Wobec powyższego stanowisko Sądu I instancji w zakresie niezasadności żądania powódki dotyczącego naliczonego podatku VAT od kary umownej uznać należy za prawidłowe. Okoliczność, że powódka dochodzi jedynie dwukrotności czynszu podstawowego, choć uprawniona mogłaby być do żądania trzykrotności tego czynszu i że w związku z tym ostatecznie żądana kwota mieści się w granicach wyznaczonych trzykrotnością czynszu podstawowego ( 37.500 zł jako trzykrotność, a 30.750 zł jako dwukrotność powiększona o VAT) znaczenia dla rozstrzygnięcia nie ma, gdyż Sąd ma obowiązek orzekania w granicach żądania, a te wyznacza nie tylko wysokość żądanej kwoty, ale także jej uzasadnienie.

Z przedstawionych przyczyn na podstawie art. 385 k.p.c. uznając obie apelacje za niezasadne orzeczono jak w punkcie I wyroku.

Orzeczenie o kosztach postępowania apelacyjnego wydano na podstawie art. 100 k.p.c.
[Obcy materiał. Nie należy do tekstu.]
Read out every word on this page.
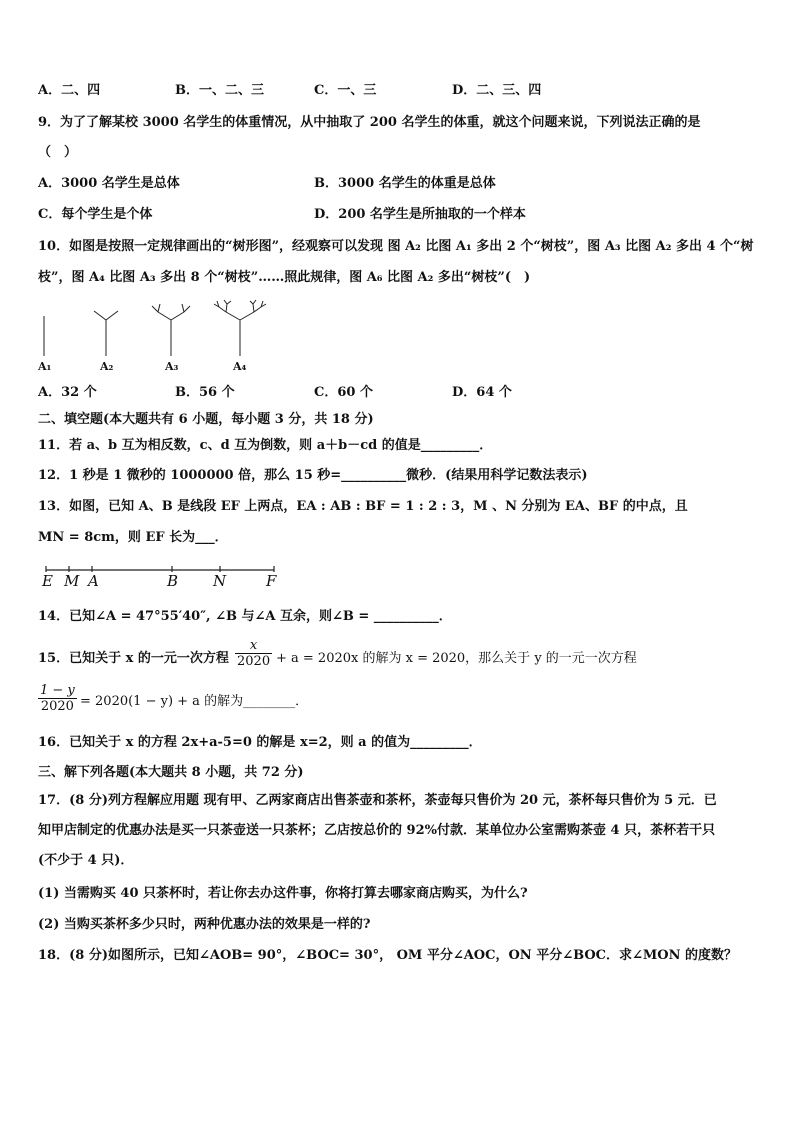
A．二、四	B．一、二、三	C．一、三	D．二、三、四
9．为了了解某校 3000 名学生的体重情况，从中抽取了 200 名学生的体重，就这个问题来说，下列说法正确的是
（　）
A．3000 名学生是总体	B．3000 名学生的体重是总体
C．每个学生是个体	D．200 名学生是所抽取的一个样本
10．如图是按照一定规律画出的“树形图”，经观察可以发现 图 A₂ 比图 A₁ 多出 2 个“树枝”，图 A₃ 比图 A₂ 多出 4 个“树
枝”，图 A₄ 比图 A₃ 多出 8 个“树枝”……照此规律，图 A₆ 比图 A₂ 多出“树枝”(　)
A₁	A₂	A₃	A₄
A．32 个	B．56 个	C．60 个	D．64 个
二、填空题(本大题共有 6 小题，每小题 3 分，共 18 分)
11．若 a、b 互为相反数，c、d 互为倒数，则 a＋b－cd 的值是_________．
12．1 秒是 1 微秒的 1000000 倍，那么 15 秒=__________微秒．(结果用科学记数法表示)
13．如图，已知 A、B 是线段 EF 上两点，EA : AB : BF = 1 : 2 : 3，M 、N 分别为 EA、BF 的中点，且
MN = 8cm，则 EF 长为___．
E M A	B N	F
14．已知∠A = 47°55′40″, ∠B 与∠A 互余，则∠B = __________．
15．已知关于 x 的一元一次方程 $\frac{x}{2020} + a = 2020x$ 的解为 x = 2020，那么关于 y 的一元一次方程
$\frac{1 - y}{2020} = 2020(1 - y) + a$ 的解为________．
16．已知关于 x 的方程 2x+a-5=0 的解是 x=2，则 a 的值为_________．
三、解下列各题(本大题共 8 小题，共 72 分)
17．(8 分)列方程解应用题 现有甲、乙两家商店出售茶壶和茶杯，茶壶每只售价为 20 元，茶杯每只售价为 5 元．已
知甲店制定的优惠办法是买一只茶壶送一只茶杯；乙店按总价的 92%付款．某单位办公室需购茶壶 4 只，茶杯若干只
(不少于 4 只)．
(1) 当需购买 40 只茶杯时，若让你去办这件事，你将打算去哪家商店购买，为什么?
(2) 当购买茶杯多少只时，两种优惠办法的效果是一样的?
18．(8 分)如图所示，已知∠AOB= 90°，∠BOC= 30°， OM 平分∠AOC，ON 平分∠BOC．求∠MON 的度数？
Powódka wygrała wprawdzie postępowanie wywołane wniesieniem skargi kasacyjnej, jednakże ostatecznie apelacje obu stron podlegały oddaleniu, co uzasadniało w ocenie sądu odwoławczego wzajemne zniesienie między stronami kosztów postępowania kasacyjnego i apelacyjnego, przy uwzględnieniu wysokości kosztów poniesionych przez strony w tych postępowaniach.